Heute bleibt abzuwarten, ob der Bitcoin eines Tages andere Währungen ersetzen oder „friedlich“ neben den drei anderen koexistieren wird.

Banken im Blockchain-Rausch

Während Lori Beer, CIO von JP Morgan (Verantwortlicher für das Informations- und Kommunikationsmanagement), der größten der 4 großen Investment-Banken, am 23. August auf einer Pressekonferenz in Buenos Aires noch sagte, dass die Blockchain in einigen Jahren die bestehende Technologie ersetzen werde, emittiert die Weltbank bereits die weltweit erste reine Blockchain-Anleihe.
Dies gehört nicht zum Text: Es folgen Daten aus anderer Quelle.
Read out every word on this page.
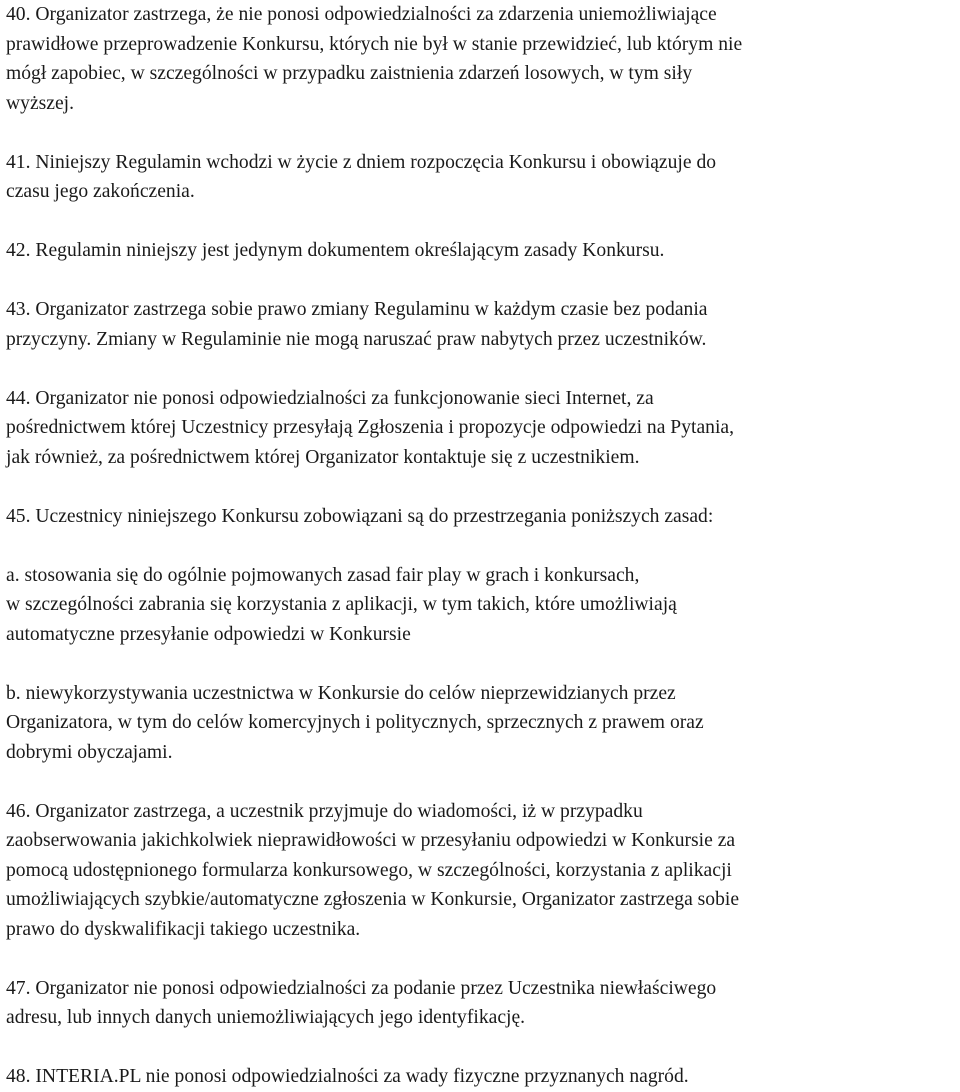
40. Organizator zastrzega, że nie ponosi odpowiedzialności za zdarzenia uniemożliwiające
prawidłowe przeprowadzenie Konkursu, których nie był w stanie przewidzieć, lub którym nie
mógł zapobiec, w szczególności w przypadku zaistnienia zdarzeń losowych, w tym siły
wyższej.
41. Niniejszy Regulamin wchodzi w życie z dniem rozpoczęcia Konkursu i obowiązuje do
czasu jego zakończenia.
42. Regulamin niniejszy jest jedynym dokumentem określającym zasady Konkursu.
43. Organizator zastrzega sobie prawo zmiany Regulaminu w każdym czasie bez podania
przyczyny. Zmiany w Regulaminie nie mogą naruszać praw nabytych przez uczestników.
44. Organizator nie ponosi odpowiedzialności za funkcjonowanie sieci Internet, za
pośrednictwem której Uczestnicy przesyłają Zgłoszenia i propozycje odpowiedzi na Pytania,
jak również, za pośrednictwem której Organizator kontaktuje się z uczestnikiem.
45. Uczestnicy niniejszego Konkursu zobowiązani są do przestrzegania poniższych zasad:
a. stosowania się do ogólnie pojmowanych zasad fair play w grach i konkursach,
w szczególności zabrania się korzystania z aplikacji, w tym takich, które umożliwiają
automatyczne przesyłanie odpowiedzi w Konkursie
b. niewykorzystywania uczestnictwa w Konkursie do celów nieprzewidzianych przez
Organizatora, w tym do celów komercyjnych i politycznych, sprzecznych z prawem oraz
dobrymi obyczajami.
46. Organizator zastrzega, a uczestnik przyjmuje do wiadomości, iż w przypadku
zaobserwowania jakichkolwiek nieprawidłowości w przesyłaniu odpowiedzi w Konkursie za
pomocą udostępnionego formularza konkursowego, w szczególności, korzystania z aplikacji
umożliwiających szybkie/automatyczne zgłoszenia w Konkursie, Organizator zastrzega sobie
prawo do dyskwalifikacji takiego uczestnika.
47. Organizator nie ponosi odpowiedzialności za podanie przez Uczestnika niewłaściwego
adresu, lub innych danych uniemożliwiających jego identyfikację.
48. INTERIA.PL nie ponosi odpowiedzialności za wady fizyczne przyznanych nagród.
Beer sagte wörtlich: „In ein paar Jahren wird die Blockkette die bestehende Technologie ersetzen, heute existiert sie bereits neben der aktuellen“.

Beer erklärte, dass JP Morgan die Blockchain-Technologie einsetzt, um „den Zahlungsprozess zu vereinfachen und Kundeninformationen im Zusammenhang mit der KYC-Politik (Know Your Customer) zu speichern“. Beer fügte hinzu, dass die Blockchain-Technologie dazu beiträgt, Geldwäsche zu verhindern.

Im Mai meldete JP Morgan Chase ein Patent für ein blockchainbasiertes Peer-to-Peer-Zahlungsnetzwerk an, das für die Abwicklung innerhalb und zwischen Banken genutzt werden könnte. Die Patentanmeldung schlägt vor, ein dezentrales Ledger zu verwenden, um Zahlungen in Echtzeit abzuwickeln, ohne sich auf einen vertrauenswürdigen Dritten verlassen zu müssen, ein Konzept, dass im Wesentlichen dem Ursprungsgedanken des Satoshi Nakamoto (Bitcoin Whitepaper) entspricht.

Die erste öffentliche Anleihe der Welt, die nur mithilfe der Blockchain Technologie erstellt und verwaltet wird, hat der Weltbank mehr als 80 Millionen Dollar eingebracht. James Wall, CEO der Commonwealth Bank, sagte, dass diese Emission Erwartungen und Interesse bei weitem übertroffen habe.